Concernant le contexte du Projet Nô-Life, il s'agit
de doter l'agriculture (bien commun) d'une nouvelle identité, à
savoir Ikigai, afin de renforcer l'agriculture comme un bien commun. Et afin de
consolider ce bien commun face à la fragilité du compromis
basé sur celui-ci, nous devrons envisager un rééquilibrage
(ou ajustement) global de la relation déséquilibrée de
représentation, de pratique et de pouvoir qui constitue la source de
cette fragilité. Et ceci au travers d'une revalorisation des
éléments dévalués dans cette situation.
Pour des propositions concrètes...
Mais comment s'y prendre ? Revenons ici à notre
dernier constat de la réalité pour repérer les
éléments en question : du côté des agents
gestionnaires et partenaires, c'est l'orientation productiviste du Projet
Nô-Life qui reflétait leur rapport de forces
déséquilibré dans le dispositif de la mise en oeuvre du
Projet, à savoir l'emprise de l'ensemble des agents du monde agricole
professionnel. Et derrière cette orientation, nous avons constaté
une certaine divergence de points de vue entre les agents appartenant au
secteur agricole (CAT, ECV), l'agent gestionnaire principal (BPA) ayant une
double appartenance au monde agricole professionnel et à celui des
services publics locaux, et les agents appartenant au monde plus public (ou
civil), l'un au monde des services publics locaux du vieillissement (SCI) et
l'autre au monde syndical et salarial (CFLS).

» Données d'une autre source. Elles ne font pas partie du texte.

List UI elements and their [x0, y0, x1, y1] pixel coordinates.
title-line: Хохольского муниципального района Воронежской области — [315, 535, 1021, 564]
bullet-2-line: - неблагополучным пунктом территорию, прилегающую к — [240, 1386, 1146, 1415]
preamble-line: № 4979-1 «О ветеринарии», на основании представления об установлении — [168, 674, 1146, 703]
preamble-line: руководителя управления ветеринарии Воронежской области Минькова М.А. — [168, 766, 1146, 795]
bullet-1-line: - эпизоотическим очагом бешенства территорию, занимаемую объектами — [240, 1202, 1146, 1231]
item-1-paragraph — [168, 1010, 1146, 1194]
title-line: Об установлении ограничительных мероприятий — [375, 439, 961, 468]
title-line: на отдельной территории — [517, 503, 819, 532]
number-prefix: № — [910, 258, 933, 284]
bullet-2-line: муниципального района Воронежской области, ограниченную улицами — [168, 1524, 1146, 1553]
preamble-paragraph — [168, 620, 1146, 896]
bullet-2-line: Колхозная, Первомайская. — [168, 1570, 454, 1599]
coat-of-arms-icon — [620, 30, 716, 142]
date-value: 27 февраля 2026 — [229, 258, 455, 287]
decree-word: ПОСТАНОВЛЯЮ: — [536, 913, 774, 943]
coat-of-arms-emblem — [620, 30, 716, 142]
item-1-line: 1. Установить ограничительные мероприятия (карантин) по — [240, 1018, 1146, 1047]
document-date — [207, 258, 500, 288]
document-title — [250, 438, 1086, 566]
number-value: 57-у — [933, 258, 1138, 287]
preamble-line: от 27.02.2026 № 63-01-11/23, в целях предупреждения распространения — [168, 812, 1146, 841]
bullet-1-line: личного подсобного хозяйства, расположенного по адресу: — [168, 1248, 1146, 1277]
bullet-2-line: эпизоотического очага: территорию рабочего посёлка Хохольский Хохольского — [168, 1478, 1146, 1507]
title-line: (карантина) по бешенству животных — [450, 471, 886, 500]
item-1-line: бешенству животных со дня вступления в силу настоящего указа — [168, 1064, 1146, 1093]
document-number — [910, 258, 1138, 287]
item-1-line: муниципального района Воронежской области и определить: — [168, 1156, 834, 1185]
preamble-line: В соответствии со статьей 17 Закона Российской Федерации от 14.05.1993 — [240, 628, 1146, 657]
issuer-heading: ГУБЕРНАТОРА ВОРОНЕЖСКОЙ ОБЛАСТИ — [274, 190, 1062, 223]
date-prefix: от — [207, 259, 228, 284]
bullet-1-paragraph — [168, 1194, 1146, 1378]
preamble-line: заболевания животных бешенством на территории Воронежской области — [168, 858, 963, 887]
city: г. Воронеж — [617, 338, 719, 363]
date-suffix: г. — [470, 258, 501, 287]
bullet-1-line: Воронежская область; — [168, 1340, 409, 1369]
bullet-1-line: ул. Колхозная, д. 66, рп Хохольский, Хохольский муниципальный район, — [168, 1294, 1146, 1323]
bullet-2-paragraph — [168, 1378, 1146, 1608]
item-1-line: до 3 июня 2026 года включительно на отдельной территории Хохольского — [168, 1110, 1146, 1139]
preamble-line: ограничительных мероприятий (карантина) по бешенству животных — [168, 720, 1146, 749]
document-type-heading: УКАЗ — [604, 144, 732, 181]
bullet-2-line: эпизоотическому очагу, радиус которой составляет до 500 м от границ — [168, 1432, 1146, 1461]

Du côté des stagiaires, non seulement cette
orientation s'avérait techniquement et économiquement
inadaptée à la capacité productive des stagiaires, mais
surtout elle ne tenait pas compte de leurs divers besoins complexes aux niveaux
socio-culturel et économique représentés dans leurs
motivation et engagement. D'où l'effet de marginalisation de cette
orientation à l'égard des stagiaires sur les plans
représentationnel (idées qui n'ont pas pris sens), pratique
(activités de la formation inadaptées) et relationnel (perte
éventuelle de confiance dans les gestionnaires).
En suivant la direction de Boltanski sur le bien commun, il
serait intéressant d'envisager ici quelques propositions
concrètes destinées aux acteurs du Projet Nô-Life vers une
redéfinition de l'agriculture de type Ikigai qui serait possible et
pertinente aux yeux de ces acteurs. Et ces propositions visent à
modifier l'orientation du Projet Nô-Life qui sera susceptible de
régler la situation de marginalisation, et ainsi de rendre
réellement compatible les éléments
représentationnels de l'agriculture de type Ikigai.